Ben Carson did not back down from his criticism of President Obama's landmark fair housing rule in his confirmation hearings Thursday, instead casting it as "central dictation of people's lives."

The former neurosurgeon, President-elect Trump's pick to head the Department of Housing and Urban Development, called the 2015 rule a "cookie cutter" federal regulation that would intrude on local decision-making.

"We have people sitting around [desks] in Washington, D.C., deciding how things should be done, telling mayors and commissioners you need to build this place right here and put these kinds of people" in it, Carson said of the rule, which requires localities that receive HUD funds to develop plans for reducing racial and other inequalities or risk losing funds.

"I don't have any problem whatsoever with affirmative action or at least, you know, integration," Carson said, in response to critical questioning from Sen.
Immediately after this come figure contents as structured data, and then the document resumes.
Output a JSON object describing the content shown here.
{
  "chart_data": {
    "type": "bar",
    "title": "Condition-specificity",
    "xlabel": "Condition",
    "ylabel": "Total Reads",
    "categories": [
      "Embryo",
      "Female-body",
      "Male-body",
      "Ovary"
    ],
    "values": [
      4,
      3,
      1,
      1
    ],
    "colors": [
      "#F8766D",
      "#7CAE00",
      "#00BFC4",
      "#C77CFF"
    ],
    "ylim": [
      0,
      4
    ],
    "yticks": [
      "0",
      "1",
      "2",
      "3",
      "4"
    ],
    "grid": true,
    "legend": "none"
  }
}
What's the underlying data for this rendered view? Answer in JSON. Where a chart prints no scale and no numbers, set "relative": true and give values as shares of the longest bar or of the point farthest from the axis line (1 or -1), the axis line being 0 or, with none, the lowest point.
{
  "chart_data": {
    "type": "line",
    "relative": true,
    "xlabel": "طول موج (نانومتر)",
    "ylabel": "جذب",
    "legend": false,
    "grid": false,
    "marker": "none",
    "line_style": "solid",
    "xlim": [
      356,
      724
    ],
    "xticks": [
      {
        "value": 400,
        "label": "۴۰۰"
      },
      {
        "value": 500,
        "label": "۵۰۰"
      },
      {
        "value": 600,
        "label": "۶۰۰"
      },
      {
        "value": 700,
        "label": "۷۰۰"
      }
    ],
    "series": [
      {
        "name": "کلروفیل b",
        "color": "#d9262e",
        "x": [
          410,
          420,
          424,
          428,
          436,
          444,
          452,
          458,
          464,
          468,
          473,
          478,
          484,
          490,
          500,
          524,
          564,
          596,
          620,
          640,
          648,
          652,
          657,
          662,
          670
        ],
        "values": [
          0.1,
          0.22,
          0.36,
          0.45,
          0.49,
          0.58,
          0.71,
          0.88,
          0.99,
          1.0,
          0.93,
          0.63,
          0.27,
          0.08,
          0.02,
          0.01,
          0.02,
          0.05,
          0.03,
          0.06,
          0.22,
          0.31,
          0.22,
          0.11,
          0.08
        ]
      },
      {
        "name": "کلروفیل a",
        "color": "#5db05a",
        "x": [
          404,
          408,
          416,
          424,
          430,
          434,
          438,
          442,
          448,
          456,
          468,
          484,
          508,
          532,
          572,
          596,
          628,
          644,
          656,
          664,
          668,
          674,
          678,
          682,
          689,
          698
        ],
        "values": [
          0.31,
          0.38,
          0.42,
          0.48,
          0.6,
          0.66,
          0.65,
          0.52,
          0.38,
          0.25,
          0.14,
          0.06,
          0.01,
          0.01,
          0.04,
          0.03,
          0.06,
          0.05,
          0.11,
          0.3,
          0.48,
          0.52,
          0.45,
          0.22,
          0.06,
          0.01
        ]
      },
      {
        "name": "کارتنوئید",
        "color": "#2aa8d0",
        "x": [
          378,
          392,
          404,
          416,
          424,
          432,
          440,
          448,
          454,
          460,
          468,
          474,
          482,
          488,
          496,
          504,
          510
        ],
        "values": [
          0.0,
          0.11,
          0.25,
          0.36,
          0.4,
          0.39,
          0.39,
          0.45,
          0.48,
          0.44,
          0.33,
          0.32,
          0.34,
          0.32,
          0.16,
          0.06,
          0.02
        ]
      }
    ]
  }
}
Sherrod Brown, D-Ohio. "I do have a problem with people on high dictating it without when they don't know what's going on in the area."

A provision of the 1968 Civil Rights Act requires entities that receive HUD funds to "affirmatively further" fair housing, and Carson said he would follow that law. But he was skeptical of the Obama administration's rule for enforcing it.

Questions from Democrats about the rule were among the first skeptical questions for Carson because, while his record on housing issues was otherwise thin before Thursday's hearing, he published an op-ed in 2015 that indicated hostility to the Obama administration effort.

Democrats also asked about his attitude toward nondiscrimination laws, which Carson had indicated skepticism of in other contexts. He said Thursday that he would enforce federal law for HUD shelter programs as it concerns protected groups such as gay, lesbian and transgender people. Nevertheless, he said, "no one gets extra rights," meaning that "you don't get to redefine everything for everyone else."